Computing, Networks, and Sensors
Humans have always had an insatiable appetite for understanding! Whether it was tracking debts and taxes, taking inventory, or creating virtual environments, the development of computers, networks, and sensors has always been driven by our desire to know and to share our knowledge. The pace of change is relentless: the next ten years will see more opportunities for meeting important human needs than there have been in the past century. This talk reviews the history of computing, networks, and sensors and forecasts the future of developments like GPUs, quantum computers, sensors on and in humans, and how they, and we, will be networked together. In the future, transactions will be increasingly transparent on all sides, and the stakes for making solid business and ethical decisions will be ever more consequential.

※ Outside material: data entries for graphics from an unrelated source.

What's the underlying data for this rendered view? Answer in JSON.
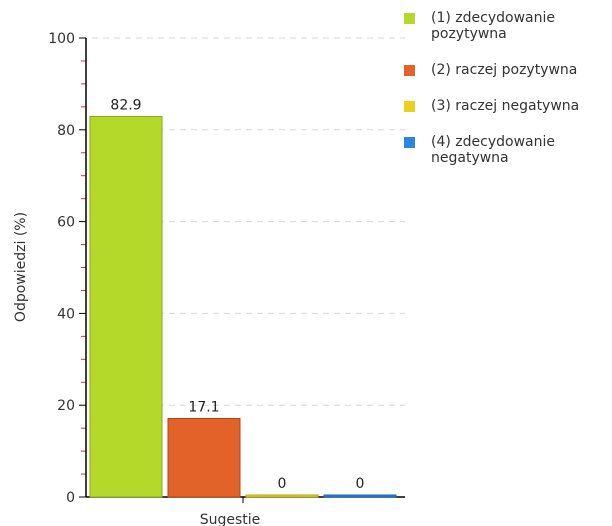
{
  "chart_data": {
    "type": "bar",
    "categories": [
      "Sugestie"
    ],
    "series": [
      {
        "name": "(1) zdecydowanie pozytywna",
        "values": [
          82.9
        ],
        "color": "#b5d92a",
        "border": "#8aab12"
      },
      {
        "name": "(2) raczej pozytywna",
        "values": [
          17.1
        ],
        "color": "#e2622a",
        "border": "#b44414"
      },
      {
        "name": "(3) raczej negatywna",
        "values": [
          0
        ],
        "color": "#e8d21e",
        "border": "#b9a40c"
      },
      {
        "name": "(4) zdecydowanie negatywna",
        "values": [
          0
        ],
        "color": "#2a86e2",
        "border": "#1464b4"
      }
    ],
    "data_labels": [
      "82.9",
      "17.1",
      "0",
      "0"
    ],
    "title": "",
    "xlabel": "Sugestie",
    "ylabel": "Odpowiedzi (%)",
    "ylim": [
      0,
      100
    ],
    "yticks": [
      0,
      20,
      40,
      60,
      80,
      100
    ],
    "grid": true,
    "legend_position": "right"
  }
}
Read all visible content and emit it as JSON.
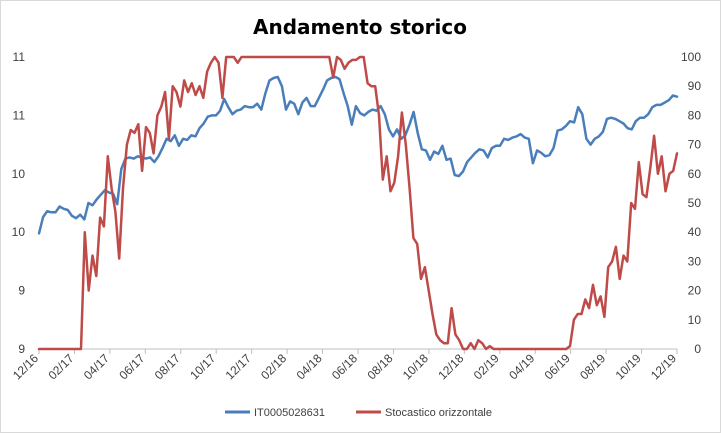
{
  "chart_data": {
    "type": "line",
    "title": "Andamento storico",
    "x_tick_labels": [
      "12/16",
      "02/17",
      "04/17",
      "06/17",
      "08/17",
      "10/17",
      "12/17",
      "02/18",
      "04/18",
      "06/18",
      "08/18",
      "10/18",
      "12/18",
      "02/19",
      "04/19",
      "06/19",
      "08/19",
      "10/19",
      "12/19"
    ],
    "y_left_tick_labels": [
      "9",
      "9",
      "10",
      "10",
      "11",
      "11"
    ],
    "y_right_tick_labels": [
      "0",
      "10",
      "20",
      "30",
      "40",
      "50",
      "60",
      "70",
      "80",
      "90",
      "100"
    ],
    "y_left_range": [
      9.0,
      11.5
    ],
    "y_right_range": [
      0,
      100
    ],
    "legend_position": "bottom",
    "grid": false,
    "series": [
      {
        "name": "IT0005028631",
        "axis": "left",
        "color": "#4a7ebb",
        "values": [
          9.99,
          10.13,
          10.18,
          10.17,
          10.17,
          10.22,
          10.2,
          10.19,
          10.14,
          10.12,
          10.15,
          10.11,
          10.25,
          10.23,
          10.28,
          10.32,
          10.36,
          10.34,
          10.33,
          10.24,
          10.54,
          10.63,
          10.64,
          10.63,
          10.65,
          10.64,
          10.63,
          10.64,
          10.6,
          10.65,
          10.72,
          10.8,
          10.78,
          10.83,
          10.74,
          10.8,
          10.79,
          10.83,
          10.82,
          10.89,
          10.93,
          10.99,
          11.0,
          11.0,
          11.04,
          11.14,
          11.07,
          11.01,
          11.04,
          11.05,
          11.08,
          11.07,
          11.07,
          11.1,
          11.05,
          11.19,
          11.3,
          11.32,
          11.33,
          11.25,
          11.05,
          11.12,
          11.1,
          11.01,
          11.11,
          11.15,
          11.08,
          11.08,
          11.15,
          11.22,
          11.3,
          11.32,
          11.33,
          11.31,
          11.19,
          11.08,
          10.92,
          11.08,
          11.02,
          11.0,
          11.03,
          11.05,
          11.04,
          11.08,
          11.01,
          10.88,
          10.82,
          10.88,
          10.8,
          10.83,
          10.92,
          11.03,
          10.85,
          10.71,
          10.7,
          10.62,
          10.69,
          10.67,
          10.74,
          10.62,
          10.63,
          10.49,
          10.48,
          10.52,
          10.6,
          10.64,
          10.68,
          10.71,
          10.7,
          10.64,
          10.72,
          10.74,
          10.74,
          10.8,
          10.79,
          10.81,
          10.82,
          10.84,
          10.81,
          10.8,
          10.59,
          10.7,
          10.68,
          10.65,
          10.66,
          10.72,
          10.87,
          10.88,
          10.91,
          10.95,
          10.94,
          11.07,
          11.01,
          10.8,
          10.75,
          10.8,
          10.82,
          10.86,
          10.97,
          10.98,
          10.97,
          10.95,
          10.93,
          10.89,
          10.88,
          10.95,
          10.98,
          10.98,
          11.01,
          11.07,
          11.09,
          11.09,
          11.11,
          11.13,
          11.17,
          11.16
        ]
      },
      {
        "name": "Stocastico orizzontale",
        "axis": "right",
        "color": "#be4b48",
        "values": [
          0,
          0,
          0,
          0,
          0,
          0,
          0,
          0,
          0,
          0,
          0,
          0,
          40,
          20,
          32,
          25,
          45,
          42,
          66,
          55,
          47,
          31,
          55,
          70,
          75,
          74,
          77,
          61,
          76,
          74,
          67,
          80,
          83,
          88,
          72,
          90,
          88,
          83,
          92,
          88,
          91,
          87,
          90,
          86,
          95,
          98,
          100,
          98,
          86,
          100,
          100,
          100,
          98,
          100,
          100,
          100,
          100,
          100,
          100,
          100,
          100,
          100,
          100,
          100,
          100,
          100,
          100,
          100,
          100,
          100,
          100,
          100,
          100,
          100,
          100,
          100,
          100,
          93,
          100,
          99,
          96,
          98,
          99,
          99,
          100,
          100,
          91,
          90,
          90,
          80,
          58,
          66,
          54,
          57,
          66,
          81,
          70,
          55,
          38,
          36,
          24,
          28,
          20,
          12,
          5,
          3,
          2,
          2,
          14,
          5,
          3,
          0,
          0,
          2,
          0,
          3,
          2,
          0,
          1,
          0,
          0,
          0,
          0,
          0,
          0,
          0,
          0,
          0,
          0,
          0,
          0,
          0,
          0,
          0,
          0,
          0,
          0,
          0,
          0,
          1,
          10,
          12,
          12,
          17,
          14,
          22,
          15,
          18,
          11,
          28,
          30,
          35,
          24,
          32,
          30,
          50,
          48,
          64,
          53,
          52,
          62,
          73,
          60,
          66,
          54,
          60,
          61,
          67
        ]
      }
    ]
  }
}
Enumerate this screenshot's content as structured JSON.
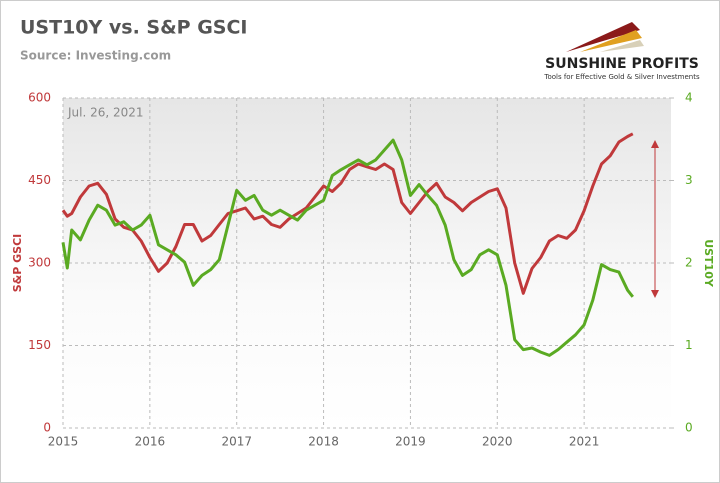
{
  "chart_data": {
    "type": "line",
    "title": "UST10Y vs. S&P GSCI",
    "subtitle": "Source: Investing.com",
    "annotation": "Jul. 26, 2021",
    "brand": "SUNSHINE PROFITS",
    "tagline": "Tools for Effective Gold & Silver Investments",
    "y_label": "S&P GSCI",
    "y2_label": "UST10Y",
    "grid": true,
    "xlim": [
      2015,
      2022
    ],
    "xticks": [
      2015,
      2016,
      2017,
      2018,
      2019,
      2020,
      2021
    ],
    "ylim": [
      0,
      600
    ],
    "yticks": [
      0,
      150,
      300,
      450,
      600
    ],
    "y2lim": [
      0,
      4
    ],
    "y2ticks": [
      0,
      1,
      2,
      3,
      4
    ],
    "x": [
      2015.0,
      2015.05,
      2015.1,
      2015.2,
      2015.3,
      2015.4,
      2015.5,
      2015.6,
      2015.7,
      2015.8,
      2015.9,
      2016.0,
      2016.1,
      2016.2,
      2016.3,
      2016.4,
      2016.5,
      2016.6,
      2016.7,
      2016.8,
      2016.9,
      2017.0,
      2017.1,
      2017.2,
      2017.3,
      2017.4,
      2017.5,
      2017.6,
      2017.7,
      2017.8,
      2017.9,
      2018.0,
      2018.1,
      2018.2,
      2018.3,
      2018.4,
      2018.5,
      2018.6,
      2018.7,
      2018.8,
      2018.9,
      2019.0,
      2019.1,
      2019.2,
      2019.3,
      2019.4,
      2019.5,
      2019.6,
      2019.7,
      2019.8,
      2019.9,
      2020.0,
      2020.1,
      2020.2,
      2020.3,
      2020.4,
      2020.5,
      2020.6,
      2020.7,
      2020.8,
      2020.9,
      2021.0,
      2021.1,
      2021.2,
      2021.3,
      2021.4,
      2021.5,
      2021.56
    ],
    "series": [
      {
        "name": "S&P GSCI",
        "color": "#c0393b",
        "values": [
          396,
          385,
          390,
          420,
          440,
          445,
          425,
          380,
          365,
          360,
          340,
          310,
          285,
          300,
          330,
          370,
          370,
          340,
          350,
          370,
          390,
          395,
          400,
          380,
          385,
          370,
          365,
          380,
          390,
          400,
          420,
          440,
          430,
          445,
          470,
          480,
          475,
          470,
          480,
          470,
          410,
          390,
          410,
          430,
          445,
          420,
          410,
          395,
          410,
          420,
          430,
          435,
          400,
          300,
          245,
          290,
          310,
          340,
          350,
          345,
          360,
          395,
          440,
          480,
          495,
          520,
          530,
          535
        ]
      },
      {
        "name": "UST10Y",
        "color": "#5aaa22",
        "axis": "y2",
        "values": [
          2.25,
          1.94,
          2.4,
          2.28,
          2.52,
          2.7,
          2.64,
          2.46,
          2.5,
          2.4,
          2.46,
          2.58,
          2.22,
          2.16,
          2.1,
          2.01,
          1.73,
          1.85,
          1.92,
          2.04,
          2.46,
          2.88,
          2.76,
          2.82,
          2.64,
          2.58,
          2.64,
          2.58,
          2.52,
          2.64,
          2.7,
          2.76,
          3.06,
          3.13,
          3.19,
          3.25,
          3.19,
          3.25,
          3.37,
          3.49,
          3.25,
          2.82,
          2.95,
          2.82,
          2.7,
          2.46,
          2.04,
          1.85,
          1.92,
          2.1,
          2.16,
          2.1,
          1.73,
          1.07,
          0.95,
          0.97,
          0.92,
          0.88,
          0.95,
          1.04,
          1.13,
          1.25,
          1.55,
          1.98,
          1.92,
          1.89,
          1.67,
          1.59
        ]
      }
    ]
  }
}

The Internet, of Everyone and Everything
It has been twenty years since Neil Gross coined the term, “Internet of Things.” This talk explains the history of the Internet of Things, IoT, and projects its extraordinary future. Far beyond smart cameras and robotic vacuum cleaners, the IoT will give us the ability to know anything, about anything, at any time. It is information about everything that matters to us: our environment, our safety, our productivity, the things we build, use, live in, eat, and drink. What does that actually mean for individuals, organizations, and decision makers? Being able to ask the right questions will become a vital skill. Issues of ethics and privacy, which frequently differ across cultures, must be managed. This talk will cover the history of IoT and project its future. A variety of fascinating sensors and applications will be covered. Today we can put a full-blown networked PC on the back of a bee: what will be possible in 20 years, and why? The talk explores key IoT applications in health, environment, manufacturing, education, and more. In the future, when information about anything is abundant, understanding what information is truly important will be critical for personal and organizational success.